A reusable background sampler for collecting process-wide DRAM and CPU metrics around arbitrary workloads. Used internally by `profile_vmfb_resources` but available for custom profiling scenarios.

```python
from torq.runtime.profiling import ResourceSampler
```

| Parameter | Type | Default | Description |
|-----------|------|---------|-------------|
| `pid` | `int` | *(required)* | Process ID to monitor. |
| `interval` | `float` | `0.01` | Sampling interval in seconds. |

**Properties (available after `stop()`):**

| Property | Type | Description |
|----------|------|-------------|
| `avg_rss` | `int` | Average total RSS (DRAM footprint) in bytes. |
| `peak_rss` | `int` | Peak total RSS in bytes. |
| `avg_anon_rss` | `int` | Average anonymous RSS in bytes. |
| `peak_anon_rss` | `int` | Peak anonymous RSS in bytes. |
| `avg_cpu_percent` | `float` | Average CPU utilisation percentage. |

### `run_vmfb`

Run a `.vmfb` model via the `iree-run-module` CLI and return wall-clock time.

```python
run_vmfb(
    model_path,
    inputs,
    outputs,
    device="torq",
    n_threads=None,
    iree_binary=None,
)
```

**Parameters:**

| Parameter | Type | Default | Description |
|-----------|------|---------|-------------|
| `model_path` | `str \| PathLike` | *(required)* | Path to the `.vmfb` file. |
| `inputs` | `Iterable[str]` | *(required)* | Input descriptors forwarded as `--input` flags. |
| `outputs` | `Iterable[str]` | *(required)* | Output descriptors forwarded as `--output` flags. |
| `device` | `str` | `"torq"` | IREE device URI. |
| `n_threads` | `int \| None` | `None` | Worker thread count (only for llvm-cpu device, defaults to `os.cpu_count()`). |
| `iree_binary` | `str \| PathLike \| None` | `None` | Path to the `iree-run-module` binary.

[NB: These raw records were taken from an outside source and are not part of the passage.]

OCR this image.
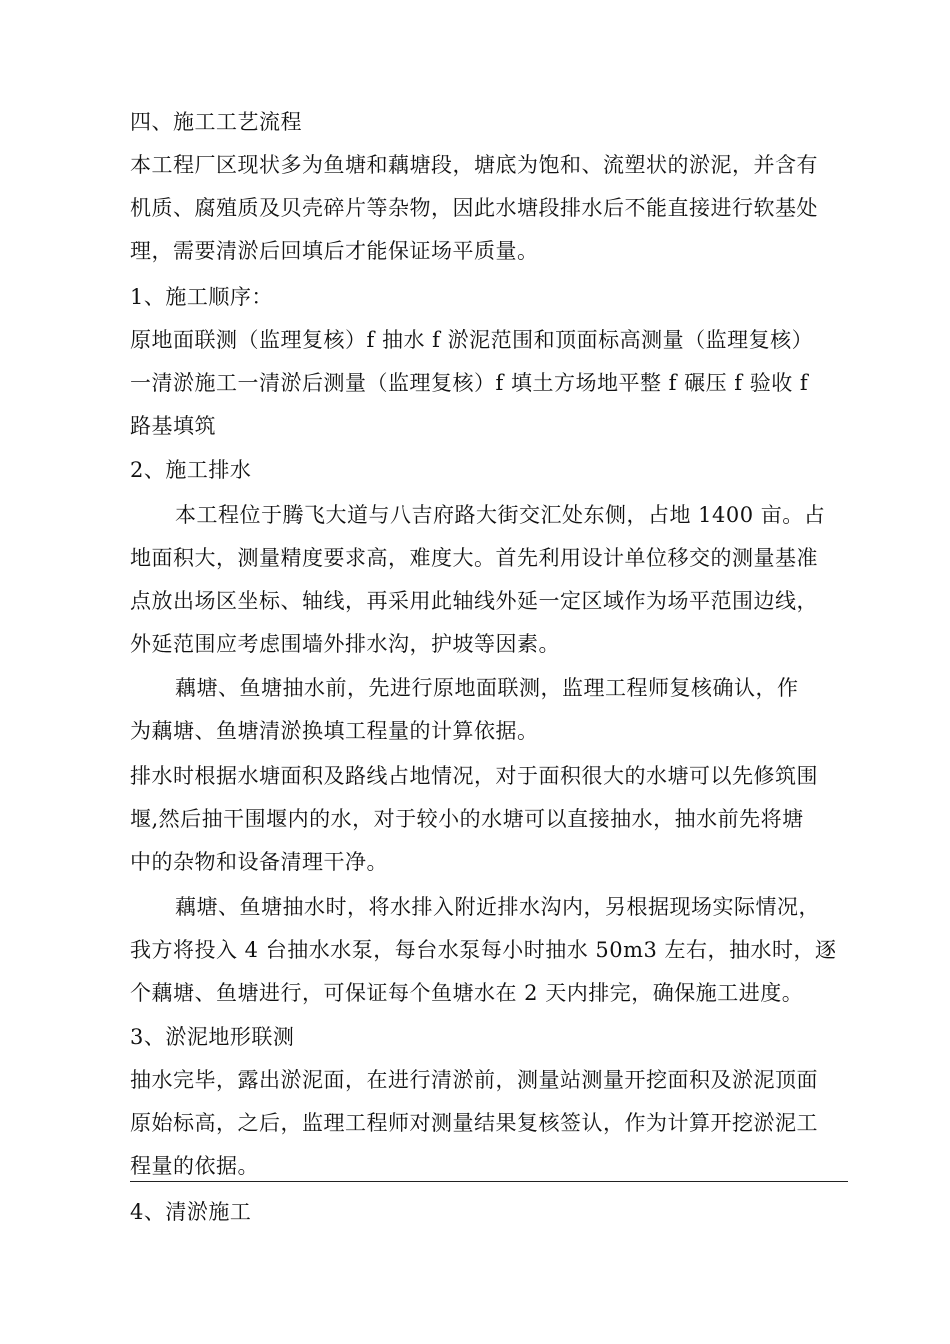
四、施工工艺流程
本工程厂区现状多为鱼塘和藕塘段，塘底为饱和、流塑状的淤泥，并含有
机质、腐殖质及贝壳碎片等杂物，因此水塘段排水后不能直接进行软基处
理，需要清淤后回填后才能保证场平质量。
1、施工顺序：
原地面联测（监理复核）f 抽水 f 淤泥范围和顶面标高测量（监理复核）
一清淤施工一清淤后测量（监理复核）f 填土方场地平整 f 碾压 f 验收 f
路基填筑
2、施工排水
本工程位于腾飞大道与八吉府路大街交汇处东侧，占地 1400 亩。占
地面积大，测量精度要求高，难度大。首先利用设计单位移交的测量基准
点放出场区坐标、轴线，再采用此轴线外延一定区域作为场平范围边线，
外延范围应考虑围墙外排水沟，护坡等因素。
藕塘、鱼塘抽水前，先进行原地面联测，监理工程师复核确认，作
为藕塘、鱼塘清淤换填工程量的计算依据。
排水时根据水塘面积及路线占地情况，对于面积很大的水塘可以先修筑围
堰,然后抽干围堰内的水，对于较小的水塘可以直接抽水，抽水前先将塘
中的杂物和设备清理干净。
藕塘、鱼塘抽水时，将水排入附近排水沟内，另根据现场实际情况，
我方将投入 4 台抽水水泵，每台水泵每小时抽水 50m3 左右，抽水时，逐
个藕塘、鱼塘进行，可保证每个鱼塘水在 2 天内排完，确保施工进度。
3、淤泥地形联测
抽水完毕，露出淤泥面，在进行清淤前，测量站测量开挖面积及淤泥顶面
原始标高，之后，监理工程师对测量结果复核签认，作为计算开挖淤泥工
程量的依据。
4、清淤施工
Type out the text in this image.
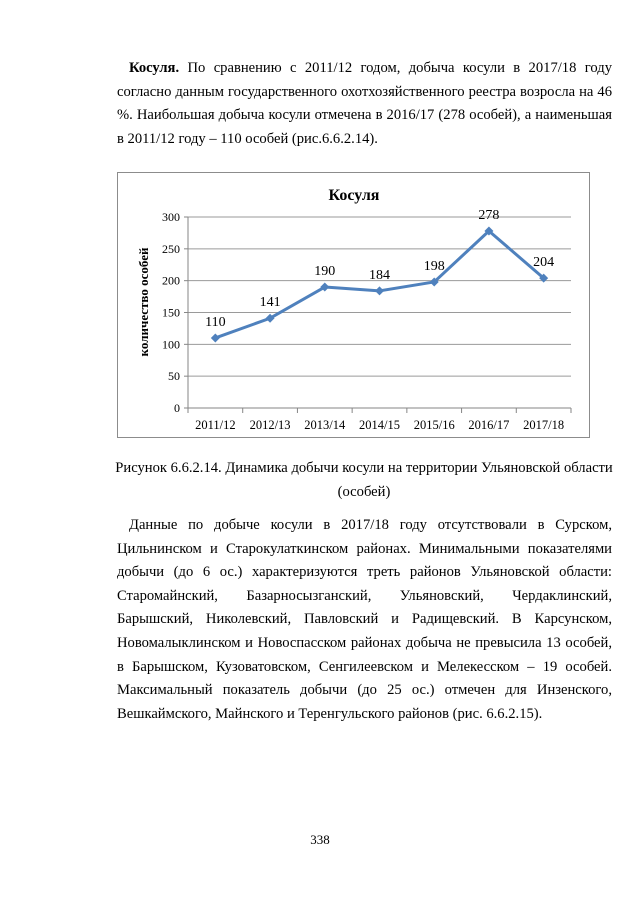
Косуля. По сравнению с 2011/12 годом, добыча косули в 2017/18 году согласно данным государственного охотхозяйственного реестра возросла на 46 %. Наибольшая добыча косули отмечена в 2016/17 (278 особей), а наименьшая в 2011/12 году – 110 особей (рис.6.6.2.14).

0
50
100
150
200
250
300
2011/12 2012/13 2013/14 2014/15 2015/16 2016/17 2017/18
110
141
190 184
198
278
204
Косуля
количество особей
Рисунок 6.6.2.14. Динамика добычи косули на территории Ульяновской области
(особей)

Данные по добыче косули в 2017/18 году отсутствовали в Сурском, Цильнинском и Старокулаткинском районах. Минимальными показателями добычи (до 6 ос.) характеризуются треть районов Ульяновской области: Старомайнский, Базарносызганский, Ульяновский, Чердаклинский, Барышский, Николевский, Павловский и Радищевский. В Карсунском, Новомалыклинском и Новоспасском районах добыча не превысила 13 особей, в Барышском, Кузоватовском, Сенгилеевском и Мелекесском – 19 особей. Максимальный показатель добычи (до 25 ос.) отмечен для Инзенского, Вешкаймского, Майнского и Теренгульского районов (рис. 6.6.2.15).

338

Resolved from `PATH` if not provided. |

**Returns:** Elapsed wall-clock time in milliseconds.

### `TensorInfo`

Dataclass holding dtype and shape metadata for a tensor.

```python
@dataclass
class TensorInfo:
    dtype: DTypeLike
    shape: list[int | str]
```

| Field | Type | Description |
|-------|------|-------------|
| `dtype` | `DTypeLike` | NumPy-compatible dtype. |
| `shape` | `list[int \| str]` | Tensor dimensions. |

**Methods:**

- `is_valid()` — Returns `True` if every dimension is an integer (i.e., no dynamic dimensions).

### Utility Functions

#### `random_inputs_from_info(inputs_info)`

Generate random NumPy arrays matching the given tensor metadata. Useful for testing.

- **inputs_info** — Iterable of `TensorInfo`.
- **Returns** — List of NumPy arrays with appropriate shapes and dtypes.